O ano de 2022 continua com forte carestia de vida e salários defasados, pressionando os/as trabalhadores/as para a resistência. Apesar do mercado de trabalho mais precário, com maior informalidade, a recuperação das ocupações também é outro fator que pode impulsionar a luta grevista e reforçar a tendência de aumento das greves.

São vários os exemplos de lutas grevistas até o momento neste ano, inclusive alguns especialmente valiosos. Mobilizações no setor público ocorreram desde o início do ano, de servidores federais a municipais. Ocorreram greves, por exemplo, de professores/as em várias cidades do país. A greve dos/as garis do Rio de Janeiro foi uma potente luta por reajuste salarial que aconteceu no primeiro semestre, enfrentando a repressão da “justiça” com protestos de ruas. O levante de operários/as da CSN nos deixou um exemplo de garra e demonstrou a possibilidade da luta operária apesar de toda pelegagem e repressão. A recente demissão de 3,6 mil trabalhadores/as na Mercedes-Benz de São Bernardo levou a uma greve que ainda está em curso.

O cenário continua muito difícil e adverso. A ofensiva dos patrões permanece, inclusive com as forças fascistas de plantão. A hegemonia do peleguismo também, tendo as forças revolucionárias pouca inserção e influência real nas massas. Os desafios são enormes para virarmos o quadro defensivo atual e partirmos para a ofensiva, construirmos mais um ciclo de lutas.

Os dados da FIPE (Fundação Instituto de Pesquisas Econômicas) sobre os resultados dos reajustes no primeiro semestre de 2022 comprovam a continuidade desse contexto difícil. A mediana dos reajustes se reaproximou do índice de inflação. Ou seja, o valor “central” dos reajustes está próximo da reposição das perdas, uma melhora frente ao ano de 2021. Porém, os pesquisadores apontam que, ao mesmo tempo, benefícios e conquistas têm diminuído nos acordos e convenções coletivos. Como diz um pesquisador da FIPE: “A presença dos adicionais diminuiu em 2022. Houve uma redução generalizada não no valor, mas na presença [desses benefícios] […] Como o poder de barganha dos trabalhadores não está forte, porque a inflação ainda é muito alta, não tem como pressionar. Para garantir a inflação, tem que abrir mão de alguma coisa”. Ou seja, está ocorrendo em várias categorias uma “troca” de benefícios e conquistas por reajuste nos salários – o que significa, na realidade, uma perda nas condições de vida da massa trabalhadora.

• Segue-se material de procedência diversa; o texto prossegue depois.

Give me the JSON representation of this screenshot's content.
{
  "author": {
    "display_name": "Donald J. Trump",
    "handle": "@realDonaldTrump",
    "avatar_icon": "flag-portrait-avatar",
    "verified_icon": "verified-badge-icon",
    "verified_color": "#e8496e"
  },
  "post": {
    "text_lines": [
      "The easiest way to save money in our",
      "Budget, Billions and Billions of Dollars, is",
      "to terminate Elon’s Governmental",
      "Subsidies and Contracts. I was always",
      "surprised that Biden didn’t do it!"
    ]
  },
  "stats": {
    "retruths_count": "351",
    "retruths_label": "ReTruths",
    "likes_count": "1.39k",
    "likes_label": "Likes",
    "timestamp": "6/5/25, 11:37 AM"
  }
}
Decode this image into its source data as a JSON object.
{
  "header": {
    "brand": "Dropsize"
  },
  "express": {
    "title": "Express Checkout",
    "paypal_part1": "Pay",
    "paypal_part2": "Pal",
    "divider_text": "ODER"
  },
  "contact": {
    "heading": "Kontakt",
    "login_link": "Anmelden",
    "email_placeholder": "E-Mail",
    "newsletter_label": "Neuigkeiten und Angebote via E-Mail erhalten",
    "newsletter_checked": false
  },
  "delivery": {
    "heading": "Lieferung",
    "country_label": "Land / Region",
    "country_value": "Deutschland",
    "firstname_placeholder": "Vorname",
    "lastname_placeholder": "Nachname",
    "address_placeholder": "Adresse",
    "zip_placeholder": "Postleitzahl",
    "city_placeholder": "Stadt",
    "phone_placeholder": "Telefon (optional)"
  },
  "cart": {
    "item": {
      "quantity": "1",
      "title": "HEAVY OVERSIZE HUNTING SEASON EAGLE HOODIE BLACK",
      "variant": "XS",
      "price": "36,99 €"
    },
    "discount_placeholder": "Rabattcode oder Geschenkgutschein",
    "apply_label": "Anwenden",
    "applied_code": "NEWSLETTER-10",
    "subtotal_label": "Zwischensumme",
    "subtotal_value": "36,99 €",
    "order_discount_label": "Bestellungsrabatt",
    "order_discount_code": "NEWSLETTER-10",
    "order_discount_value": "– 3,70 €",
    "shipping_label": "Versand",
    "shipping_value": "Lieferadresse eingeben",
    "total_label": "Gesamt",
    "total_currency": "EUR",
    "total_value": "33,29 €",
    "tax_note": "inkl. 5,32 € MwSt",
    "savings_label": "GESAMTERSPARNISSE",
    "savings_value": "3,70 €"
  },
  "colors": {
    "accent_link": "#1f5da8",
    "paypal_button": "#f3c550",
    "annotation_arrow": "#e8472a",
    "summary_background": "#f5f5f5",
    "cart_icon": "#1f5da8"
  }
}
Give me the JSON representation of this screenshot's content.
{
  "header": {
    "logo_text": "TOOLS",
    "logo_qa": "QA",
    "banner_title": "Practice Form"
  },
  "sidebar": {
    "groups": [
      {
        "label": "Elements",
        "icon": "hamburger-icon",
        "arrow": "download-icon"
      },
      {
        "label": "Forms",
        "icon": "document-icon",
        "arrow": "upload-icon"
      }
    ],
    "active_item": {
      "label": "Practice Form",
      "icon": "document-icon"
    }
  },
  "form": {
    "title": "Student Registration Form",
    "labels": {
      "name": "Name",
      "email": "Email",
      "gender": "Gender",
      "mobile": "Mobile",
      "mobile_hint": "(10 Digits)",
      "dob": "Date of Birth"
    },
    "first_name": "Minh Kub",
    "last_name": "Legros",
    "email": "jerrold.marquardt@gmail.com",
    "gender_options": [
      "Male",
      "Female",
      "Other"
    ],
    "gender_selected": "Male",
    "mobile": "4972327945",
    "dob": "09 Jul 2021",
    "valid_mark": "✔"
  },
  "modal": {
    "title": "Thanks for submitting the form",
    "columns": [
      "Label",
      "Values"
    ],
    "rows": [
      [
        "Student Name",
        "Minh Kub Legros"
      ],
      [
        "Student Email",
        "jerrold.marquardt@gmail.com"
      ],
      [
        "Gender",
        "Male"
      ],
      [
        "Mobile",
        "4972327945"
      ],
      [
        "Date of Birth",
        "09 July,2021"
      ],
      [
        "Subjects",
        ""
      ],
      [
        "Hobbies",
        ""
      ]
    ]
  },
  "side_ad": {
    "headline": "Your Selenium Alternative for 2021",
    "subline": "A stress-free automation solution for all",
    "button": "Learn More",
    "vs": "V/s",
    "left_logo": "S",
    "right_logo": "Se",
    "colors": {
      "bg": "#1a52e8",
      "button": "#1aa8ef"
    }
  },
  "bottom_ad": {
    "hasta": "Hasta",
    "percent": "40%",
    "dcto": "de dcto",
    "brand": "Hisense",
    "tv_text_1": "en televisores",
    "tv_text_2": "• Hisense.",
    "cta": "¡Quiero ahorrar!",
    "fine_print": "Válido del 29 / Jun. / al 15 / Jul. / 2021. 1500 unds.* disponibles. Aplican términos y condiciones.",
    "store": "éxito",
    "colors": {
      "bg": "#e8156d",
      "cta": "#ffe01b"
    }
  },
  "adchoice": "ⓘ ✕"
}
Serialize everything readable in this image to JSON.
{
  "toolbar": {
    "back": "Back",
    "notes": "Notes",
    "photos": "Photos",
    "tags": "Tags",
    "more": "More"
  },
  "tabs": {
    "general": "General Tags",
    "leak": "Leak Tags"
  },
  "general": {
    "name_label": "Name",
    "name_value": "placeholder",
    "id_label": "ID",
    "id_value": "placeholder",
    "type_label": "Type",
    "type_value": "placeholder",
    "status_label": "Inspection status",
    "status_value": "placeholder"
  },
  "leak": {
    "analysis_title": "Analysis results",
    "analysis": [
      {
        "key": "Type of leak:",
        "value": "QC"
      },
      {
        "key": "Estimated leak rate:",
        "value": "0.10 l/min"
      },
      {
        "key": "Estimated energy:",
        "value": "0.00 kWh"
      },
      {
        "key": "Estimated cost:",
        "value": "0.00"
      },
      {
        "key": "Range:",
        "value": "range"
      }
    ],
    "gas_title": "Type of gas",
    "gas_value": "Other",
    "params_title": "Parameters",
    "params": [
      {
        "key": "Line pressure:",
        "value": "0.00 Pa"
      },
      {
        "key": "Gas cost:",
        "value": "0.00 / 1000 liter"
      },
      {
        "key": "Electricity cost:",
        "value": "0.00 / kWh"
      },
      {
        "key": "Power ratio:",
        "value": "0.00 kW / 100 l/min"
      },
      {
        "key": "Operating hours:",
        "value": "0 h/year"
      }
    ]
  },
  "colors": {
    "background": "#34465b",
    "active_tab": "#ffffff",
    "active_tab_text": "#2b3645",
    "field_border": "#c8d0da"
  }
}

No gráfico abaixo, vemos a queda na proporção de vários benefícios, comparando as negociações salariais no Brasil dos primeiros semestres de 2021 e de 2022.

Fonte: FIPE.

Serão sob as contradições existentes na luta de classes e nos movimentos de resistência de hoje que surgirão as oportunidades de reconstruir a união e a força dos/as trabalhadores/as tão necessárias nesse momento. O papel das categorias, dos/as militantes sindicais comprometidos com a luta, e dos/as comunistas é permanecer e estimular a resistência; aprender com as lições desse quadro de baixa de greves e derrotas; identificar e fomentar os embriões de organizações e lutas que apontem para a superação do peleguismo. Junto à massa, construir uma posição mais justa na luta contra o patronato; forjar instrumentos que consigam realizar a única frente fundamental hoje: a frente dos/as explorados/as contra os exploradores.

Não tem sido e não será um caminho fácil, nem curto. Mas não há outro caminho para barrar a sanha dos vampiros que sugam nossas vidas. Já tivemos vitórias no passado e voltaremos a tê-las no futuro.

Avançar nas lutas contra as demissões, por melhores salários e condições de trabalho!

Entregadores de aplicativo (SP) demonstrando solidariedade à greve dos garis (RJ) em abril deste ano.